According to The Express Tribune;
Swept under the carpet: Climate change remains little-known threat in K-P
Climate change is a subject that is not widely discussed in Khyber-Pakhtunkhwa even though spending in this regard has increased by 88% over the last four years from Rs13 billion to Rs24.4 billion.
While this matter is brushed under the carpet, weather anomalies under the El Nino effect have drastically increased. Through this phenomenon, when the surface temperature in the Pacific Ocean rises, more rain and snowfall is expected in winter.
The effects of this phenomenon are likely to grow manifold in 2016.
However, this has not encouraged officials of the provincial government to put their heads together and come up with a workable strategy to address the effects of climate change.
Winter has become particularly harsh and the precipitation levels have also been affected.
Snowfall that was expected in February began in November. Erratic patterns of rainfall have caused flooding.

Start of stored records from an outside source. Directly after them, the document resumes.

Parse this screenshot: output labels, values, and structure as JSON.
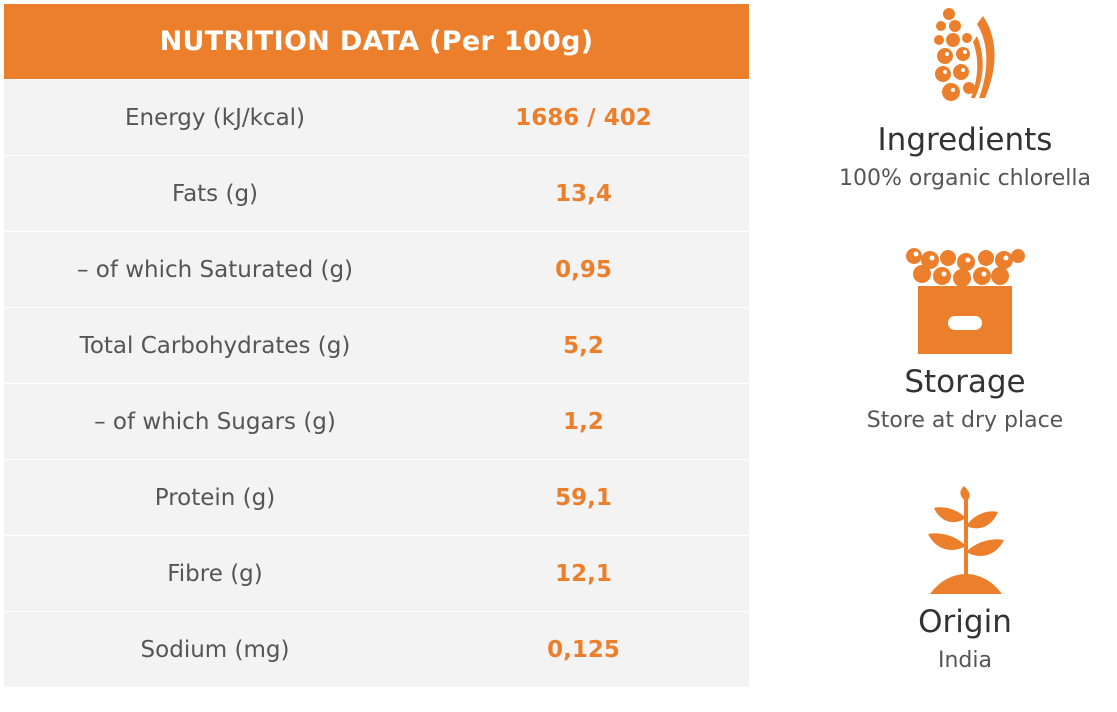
{
  "table": {
    "header": "NUTRITION DATA (Per 100g)",
    "rows": [
      {
        "label": "Energy (kJ/kcal)",
        "value": "1686 / 402"
      },
      {
        "label": "Fats (g)",
        "value": "13,4"
      },
      {
        "label": "– of which Saturated (g)",
        "value": "0,95"
      },
      {
        "label": "Total Carbohydrates (g)",
        "value": "5,2"
      },
      {
        "label": "– of which Sugars (g)",
        "value": "1,2"
      },
      {
        "label": "Protein (g)",
        "value": "59,1"
      },
      {
        "label": "Fibre (g)",
        "value": "12,1"
      },
      {
        "label": "Sodium (mg)",
        "value": "0,125"
      }
    ]
  },
  "ingredients": {
    "icon": "grain-berries-icon",
    "title": "Ingredients",
    "text": "100% organic chlorella"
  },
  "storage": {
    "icon": "fruit-crate-icon",
    "title": "Storage",
    "text": "Store at dry place"
  },
  "origin": {
    "icon": "plant-sprout-icon",
    "title": "Origin",
    "text": "India"
  },
  "colors": {
    "accent": "#ec7f2c",
    "row_bg": "#f3f3f3",
    "label_text": "#555555"
  }
}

This has resulted in a considerable loss to life in urban areas and dealt a heavy blow to the provincial exchequer.
According to estimates, each spell of rain in urban areas across the province has resulted in the death of at least three people.

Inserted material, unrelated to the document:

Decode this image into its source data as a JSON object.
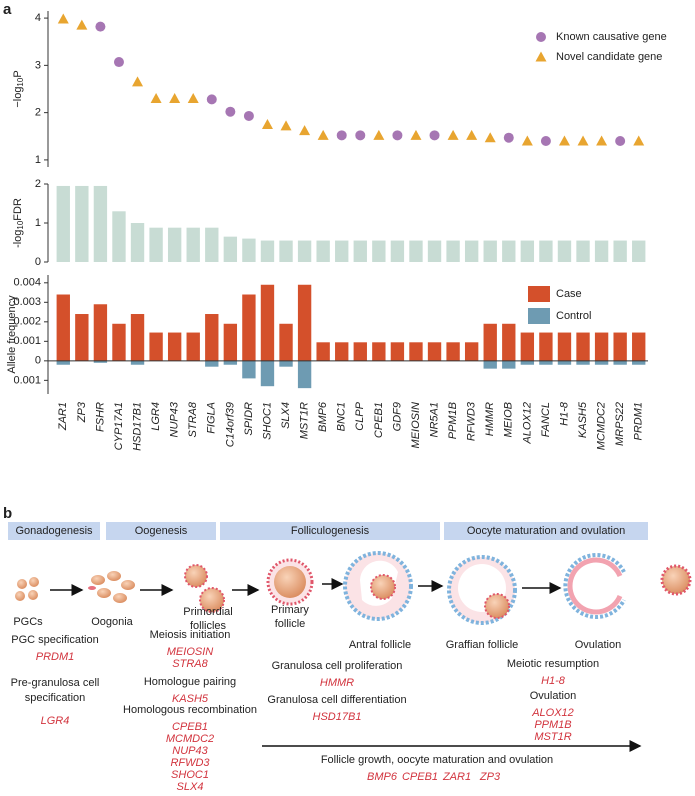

Floods triggered by the glacial lake outburst phenomena (GLOF) phenomenon have killed more than 90 people across Malakand Division. And yet, there are a series of doubts as to what has caused these events.
Here I was thinking that the Himalayas were melting away. Luckily journalists on the scene have corrected this misapprehension, and helped us to understand that global warming causes harsher winters and a massive increase in snow accumulation. Though placing the blame on local politicians seems a bit unfair – perhaps the politicians are simply holding back, keeping their UN climate money safely deposited somewhere on behalf of the public, until next year, when global warming will cause the end of snow.